Here, at the root of Dr. Spindell's opinion, was a belief that the employee could not as a practical matter return to gainful employment. Standing alone, that statement would be dispositive under the Cashman rule. But even were it qualified by the doctor's further opinion that the employee could possibly return to light work, it would not be legally competent on whether he had reached that point in his recovery where he was ready to rejoin the labor force. To have achieved competency his opinion should at least have indicated that the employee could probably return to light work. As given, however, it was speculative and conjectural, and therefore of no legal effect on the issue of the employee's work capabilities. Taglianetti v. Jo-Dee Corp., 103 R.I. 552, 239 A.2d 192 (1968); Woods v. Safeway System, Inc., 101 R.I. 343, 346, 223 A.2d 347, 349 (1966); Macedo v. Atlantic Rayon Corp., 81 R.I. 339, 342-43, 103 A.2d 64, 66-67 (1954).

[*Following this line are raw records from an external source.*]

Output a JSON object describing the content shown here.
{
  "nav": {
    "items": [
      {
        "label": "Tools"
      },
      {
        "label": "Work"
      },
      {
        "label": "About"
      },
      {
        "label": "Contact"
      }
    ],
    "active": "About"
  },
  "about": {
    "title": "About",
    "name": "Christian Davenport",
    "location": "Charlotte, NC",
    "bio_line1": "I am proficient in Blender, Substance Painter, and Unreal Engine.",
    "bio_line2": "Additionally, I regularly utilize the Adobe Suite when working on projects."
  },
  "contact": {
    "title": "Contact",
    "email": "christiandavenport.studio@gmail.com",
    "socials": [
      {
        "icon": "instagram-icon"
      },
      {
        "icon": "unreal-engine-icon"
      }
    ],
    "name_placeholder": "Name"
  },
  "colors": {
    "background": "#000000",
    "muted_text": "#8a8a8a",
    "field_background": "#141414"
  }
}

The record, once purged of the incompetent portion of Dr. Spindell's opinion, consists solely of his positive, uncontradicted and unrejected testimony that the employee's total incapacity continued after March 28, 1972. It contains no inherent improbabilities or contradictions which alone, or in connection with other circumstances, tend to contradict it. It was therefore conclusive, and for the commission to ignore it was an error of law which is reversible on appeal. Barber v. Uniroyal, Inc., 107 R.I. 401, 267 A.2d 697 (1970); Provencher v. Glas-Kraft, Inc., 107 R.I. 97, 264 A.2d 916 (1970); Laganiere v. Bonte Spinning Co., 103 R.I. 191, 194-95, 236 A.2d 256, 257-58 (1967); Ferber Co. v. Cherella, 96 R.I. 493, 497-98, 194 A.2d 677, 679 (1963); Antonelli v. Walsh-Kaiser Co., 72 R.I. 1, 47 A.2d 863 (1946).

It follows that the employee's total incapacity for work continued after March 28, 1972, and that he should be awarded compensation for total incapacity.

The employee's appeal is sustained, the decree appealed from is reversed, and the case is remitted to the Workmen's Compensation Commission for further proceedings.

ROBERTS, C. J., did not participate.

NOTES

[1] See Thompson v. Coats & Clark, Inc., 105 R.I. 214, 229, 251 A.2d 403, 411 (1969), where we held that a party who is aggrieved by a finding adverse to him and who does not appeal is precluded from challenging the correctness of that finding in this court.

[2] See Jackowitz v. Deslauriers, 91 R.I. 269, 276, 162 A.2d 528, 531 (1960), where we said that a trial justice should advert in some manner to his reasons, however brief, for rejecting testimony on credibility grounds.